Carried out in September, the survey by the Centre on Migration, Identity and Rights Studies (CMIRS) showed that 80 per cent of respondents could foresee no improvement in their economic prospects within two years — compared to 17.98 per cent at the last survey in June — and only 4 per cent expected any improvement. Eighty-five per cent believed the country was “moving in the wrong direction” economically, up from 77.9 per cent in June.
The same survey also revealed that the crisis had rocked confidence in the fourway coalition government — now judged “unsuccessful” by 83.34 per cent of respondents, compared with 63.39 per cent in June.
The timing of the telephone poll coincided with the early impact of the currency crisis on daily life, particularly through rocketing food, fuel and utility prices.
“These factors and the government’s failure to fulfil its promises resulted in a community without hope,” said CMIRS director Mini Yucel, describing the level of pessimism revealed as “unprecedented” in the organisation’s quarterly surveys. She added: “In addition to seeing tendencies to individualisation, superficial discussions are being carried out on the basis of slogans to seek solutions for social problems and the community is being polarised. This is a particularly dangerous tendency.”

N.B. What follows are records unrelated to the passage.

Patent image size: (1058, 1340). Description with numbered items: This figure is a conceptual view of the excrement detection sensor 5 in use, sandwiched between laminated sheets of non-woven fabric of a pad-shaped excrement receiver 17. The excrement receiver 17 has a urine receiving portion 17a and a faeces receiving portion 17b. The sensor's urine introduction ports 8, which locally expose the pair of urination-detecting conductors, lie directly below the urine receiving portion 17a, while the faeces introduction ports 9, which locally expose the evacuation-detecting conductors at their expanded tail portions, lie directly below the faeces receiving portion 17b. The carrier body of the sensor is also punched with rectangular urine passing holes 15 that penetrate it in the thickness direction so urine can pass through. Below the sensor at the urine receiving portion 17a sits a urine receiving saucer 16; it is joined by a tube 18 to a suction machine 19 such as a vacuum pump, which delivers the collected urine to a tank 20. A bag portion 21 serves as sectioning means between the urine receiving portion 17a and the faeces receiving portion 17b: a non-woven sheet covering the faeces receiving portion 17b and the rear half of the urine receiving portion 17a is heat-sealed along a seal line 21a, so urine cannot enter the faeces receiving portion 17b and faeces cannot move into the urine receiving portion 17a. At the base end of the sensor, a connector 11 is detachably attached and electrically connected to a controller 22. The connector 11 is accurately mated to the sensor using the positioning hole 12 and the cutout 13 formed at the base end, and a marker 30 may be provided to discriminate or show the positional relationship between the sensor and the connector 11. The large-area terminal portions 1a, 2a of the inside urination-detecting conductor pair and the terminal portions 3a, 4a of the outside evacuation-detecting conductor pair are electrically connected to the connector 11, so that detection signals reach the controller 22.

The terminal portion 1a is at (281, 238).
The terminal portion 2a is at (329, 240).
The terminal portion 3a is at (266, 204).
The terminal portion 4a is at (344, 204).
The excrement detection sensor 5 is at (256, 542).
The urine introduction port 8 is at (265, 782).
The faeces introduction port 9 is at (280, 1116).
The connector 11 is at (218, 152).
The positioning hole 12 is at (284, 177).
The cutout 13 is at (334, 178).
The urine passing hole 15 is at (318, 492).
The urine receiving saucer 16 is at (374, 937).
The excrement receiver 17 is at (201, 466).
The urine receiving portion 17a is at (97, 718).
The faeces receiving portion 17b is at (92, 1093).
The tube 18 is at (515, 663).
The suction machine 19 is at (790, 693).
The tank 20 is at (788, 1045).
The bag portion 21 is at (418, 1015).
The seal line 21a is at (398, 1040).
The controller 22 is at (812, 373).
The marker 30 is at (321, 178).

Other findings showed that most respondents — 35 per cent — believed the Presidency was the most successful in “doing its duty” to pull the country out of crisis, while the government got the thumbs up from 17.3 per cent and the opposition parties from just 9.44 per cent.
Asked what they thought would be the best way out of the economic troubles, 31.33 per cent felt this was by “putting our own house in order” and seeking recognition for the TRNC.
Some 28 per cent believed a federal settlement in Cyprus would bring peace and prosperity, while 13.49 per cent thought annexation of the TRNC by Turkey was the best option.
The survey revealed the government as one of the country’s least trusted institutions, gaining a confidence score of just 2.2 out of five while trade unions scored 2.18, Parliament 2.12 and political parties the least at 1.83.
Police were ranked most trustworthy with a score of 3.2, followed by the judiciary on 3.14, the Presidency on 2.96 and the Ombudsman on 2.85.